Management of fertiliser nitrogen in dry-seeded, delayed-flood rice
PK Bollich, CW Lindau and RJ Norman
Australian Journal of Experimental Agriculture
34(7) 1007 - 1012
Approaches taken in management of fertiliser nitrogen (N) in dry-seeded, delayed-flood rice (Oryza sativa L.) in the United States of America vary considerably. A 2-year study was conducted in Louisiana to evaluate N fertiliser efficiency and accumulation when applied in single or multiple applications. The cultivars Lemont and Tebonnet, representing semi-dwarf and conventional tall plant types, respectively, were grown on a Crowley silt loam (Typic Albaqualfs soil). Urea N was applied using 1 of 3 strategies: in a single (1-way) preflood (PF) application of 134 kg Nlha; in a 2-way split consisting of 100 kg N/ha PF and 34 kg N/ha at panicle initiation (PI); or in a 3-way split consisting of 66 kg N/ha PF, 34 kg N/ha at PI, and 34 kg N/ha at panicle differentiation. Microplots were established within each whole plot and fertilised with 2 atom% 15N urea. Fertiliser N application time had no influence on plant accumulation of 15N urea or biomass production.

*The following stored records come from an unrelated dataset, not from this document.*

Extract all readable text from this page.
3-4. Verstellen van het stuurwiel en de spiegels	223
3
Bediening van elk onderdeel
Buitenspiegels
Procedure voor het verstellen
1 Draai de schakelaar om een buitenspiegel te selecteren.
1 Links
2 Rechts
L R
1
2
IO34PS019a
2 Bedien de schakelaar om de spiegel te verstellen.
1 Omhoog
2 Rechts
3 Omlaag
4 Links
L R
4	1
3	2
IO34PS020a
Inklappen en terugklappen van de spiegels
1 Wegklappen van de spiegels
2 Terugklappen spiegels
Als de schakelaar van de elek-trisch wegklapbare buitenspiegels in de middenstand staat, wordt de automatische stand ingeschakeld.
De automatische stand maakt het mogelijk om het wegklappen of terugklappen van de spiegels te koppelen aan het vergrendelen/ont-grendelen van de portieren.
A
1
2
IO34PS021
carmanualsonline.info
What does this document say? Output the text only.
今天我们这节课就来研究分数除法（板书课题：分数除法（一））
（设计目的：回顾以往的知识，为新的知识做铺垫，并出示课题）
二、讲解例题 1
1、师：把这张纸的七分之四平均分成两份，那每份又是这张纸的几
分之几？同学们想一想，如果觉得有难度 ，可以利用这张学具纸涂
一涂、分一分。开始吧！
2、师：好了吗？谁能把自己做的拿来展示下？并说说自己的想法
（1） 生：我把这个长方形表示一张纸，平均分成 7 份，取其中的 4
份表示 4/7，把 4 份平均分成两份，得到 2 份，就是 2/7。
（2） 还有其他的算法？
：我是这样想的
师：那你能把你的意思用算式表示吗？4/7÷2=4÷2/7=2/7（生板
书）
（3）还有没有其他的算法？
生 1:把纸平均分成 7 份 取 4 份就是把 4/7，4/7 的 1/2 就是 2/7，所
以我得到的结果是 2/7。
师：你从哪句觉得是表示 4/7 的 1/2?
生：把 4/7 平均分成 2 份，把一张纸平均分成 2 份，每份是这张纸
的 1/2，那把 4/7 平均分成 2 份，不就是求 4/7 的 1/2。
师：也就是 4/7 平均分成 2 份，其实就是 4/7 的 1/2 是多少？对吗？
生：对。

Plant accumulation of 15N urea was significant across year and cultivar. Tebonnet accumulated more 15N urea than Lemont. Accumulation was also significantly higher in 1992. Method of application of fertiliser N significantly affected grain yields. The highest average grain yield of 7905 kg/ha occurred with a single PF application. Yields were reduced by 378 kg/ha with a 2-way split application and by 1074 kg/ha with a 3-way split application. Method of application of main crop fertiliser N had no effect on ratoon crop yields. Total grain yield (main + ratoon) was significantly reduced with the 3-way split. This study demonstrates the importance of supplying adequate N to the rice plant before permanent flood establishment. It also suggests that midseason N applied at specific growth stages is less efficiently utilised, especially when insufficient N is applied at PF.